(319a) Managing Trade-Offs Between Food, Renewable Energy and Ecosystem Services
AIChE Annual Meeting
2016
2016 AIChE Annual Meeting
Computing and Systems Technology Division
The Food-Energy-Water Nexus
Tuesday, November 15, 2016 - 8:30am to 8:50am
Experimental studies have demonstrated that conservation farming practices, with reduced tillage and in some cases reduced amounts of fertilizers, insecticides and herbicides, can mitigate the ecological damage of conventional agriculture. Farming with reduced or no tillage helps to increase and maintain the carbon content in soil, providing an offset for the emissions produced in the agricultural life cycle, and reduces the rate at which soil erodes. Reducing chemical fertilizers or partially replacing them with soil amendments such as agricultural residues reduces the concentration of nitrates and phosphates in contaminated runoff and cuts down on wasted fertilizer as more of the applied fertilizer is taken up by crops. Conservation practices offer myriad ecological benefits but do not necessarily offer similar productivity benefits: the rate at which biomass is produced can be decreased under conservation farming, creating trade-offs between ecological preservation, agricultural production, and farm economics. With demand for both food and energy likely to increase for the foreseeable future, the need for food and bioenergy crops must be balanced against the need for ecological preservation.
The objective of this work is to design a system for the co-production of food and renewable energy with respect to three conflicting criteria: food productivity, energy productivity and net ecosystem service (ESS) supply. Ecosystem services are the goods (food, fuel, materials) and services (climate regulation, water quality regulation, erosion control) provided by nature that are necessary to support human activities, including agriculture. Here we define net ESS supply as the difference between ESS supply, provided by nature, and ESS demand, required by human activity. Climate regulation is a simple example. The net climate regulation supply is the quantity of greenhouse gas emissions generated by human activities, less the quantity of emissions that can be sequestered or otherwise removed from the atmosphere by ecological processes such as biomass growth and sequestration in soil. Net ESS supply provides a quantitative way to measure ecological degradation: a negative net supply means that the demand for ESS is greater than can be supplied by nature, and ecological degradation is the likely consequence. In this work, we will identify options for food and renewable energy co-production that have a net ESS supply greater than or equal to zero, for key services.

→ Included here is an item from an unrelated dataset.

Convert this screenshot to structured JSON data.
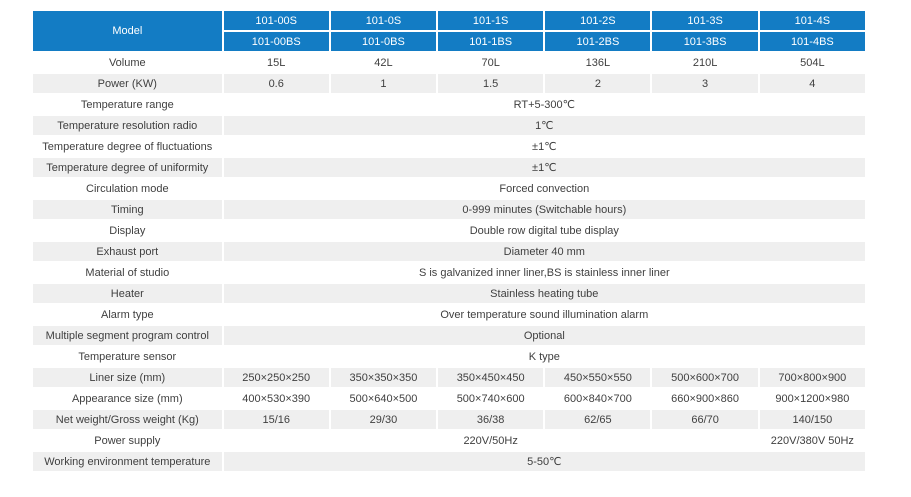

The system we consider is comprised of two stages: land use and biomass-to-energy conversion. Land use includes several options for crops both grain and cellulosic, rotation systems and farming management practices, as well as the production of wind and/or solar electricity. Land can also be used to create additional ESS supply through reforestation; however, land used for ESS supply cannot also provide food or energy, thus there is competition between the land uses. Options for biomass-to-energy conversions cover a range of liquid fuels, both ethanol and hydrocarbon, as well as electricity. Grain crops can be sold directly as food products or converted to liquid fuels; the system thus has a variety of configurations in which both food and renewable energy is produced from the same farmland. The land use and biomass-to-energy conversions are modeled at the value chain and equipment scales, respectively, of the process to planet (P2P) multi-scale modeling framework. For this system, the value chain scale may be thought of as a regional scale. The third and largest scale of the P2P framework, the economy scale, is used to capture the life cycle of all inputs to the land use and biomass-to-energy conversion stages. Net supplies of two ESSs are quantified as decision criteria: climate regulation, quantified with carbon dioxide emissions and carbon sequestration, and air quality regulation, quantified with nitrogen oxide emissions and removal. Carbon dioxide emissions (climate regulation demand) is quantified at all scales, equipment, regional and life cycle. Carbon sequestration (climate regulation supply) is quantified at the regional scale only, as the land use options are the only components of the system that provide a variable supply of ESS. Air quality regulation is quantified only at the smaller two scales, with supply again provided only by the land use options and demand created by both the land use options and the biomass-to-energy conversion options. Air quality regulation is not considered at the life cycle scale because the spatial presence of criteria air pollutants and its effects, are either local or regional in nature depending on the pollutant molecule.
To analyze trade-offs between food, energy and ecosystem services, the co-production system is optimized under several constraints. Food and energy production are constrained relative to the maximum production possible, to ensure that all optimal system designs are truly co-production systems. Where possible, net ESS supply is also constrained to be greater than or equal to zero; this is not always achievable for air quality regulation, but net climate regulation supply can reach above zero for many system configurations. Within these constraints, the system is optimized for maximum food production, maximum energy production, and maximum net ESS supply for both services. With the design space thus defined, Pareto curves are found between food production and net ESS supply, and between energy production and net ESS supply, in order to identify sets of compromise system designs. Preliminary results indicate that maximizing either food or energy productivity leads to the worst possible performance for net ESS supply, as expected. However, by either sacrificing some amount of productivity or by using land for both food and energy production and ESS supply, designs can combine adequate net ESS supply with relatively high food and energy productivity.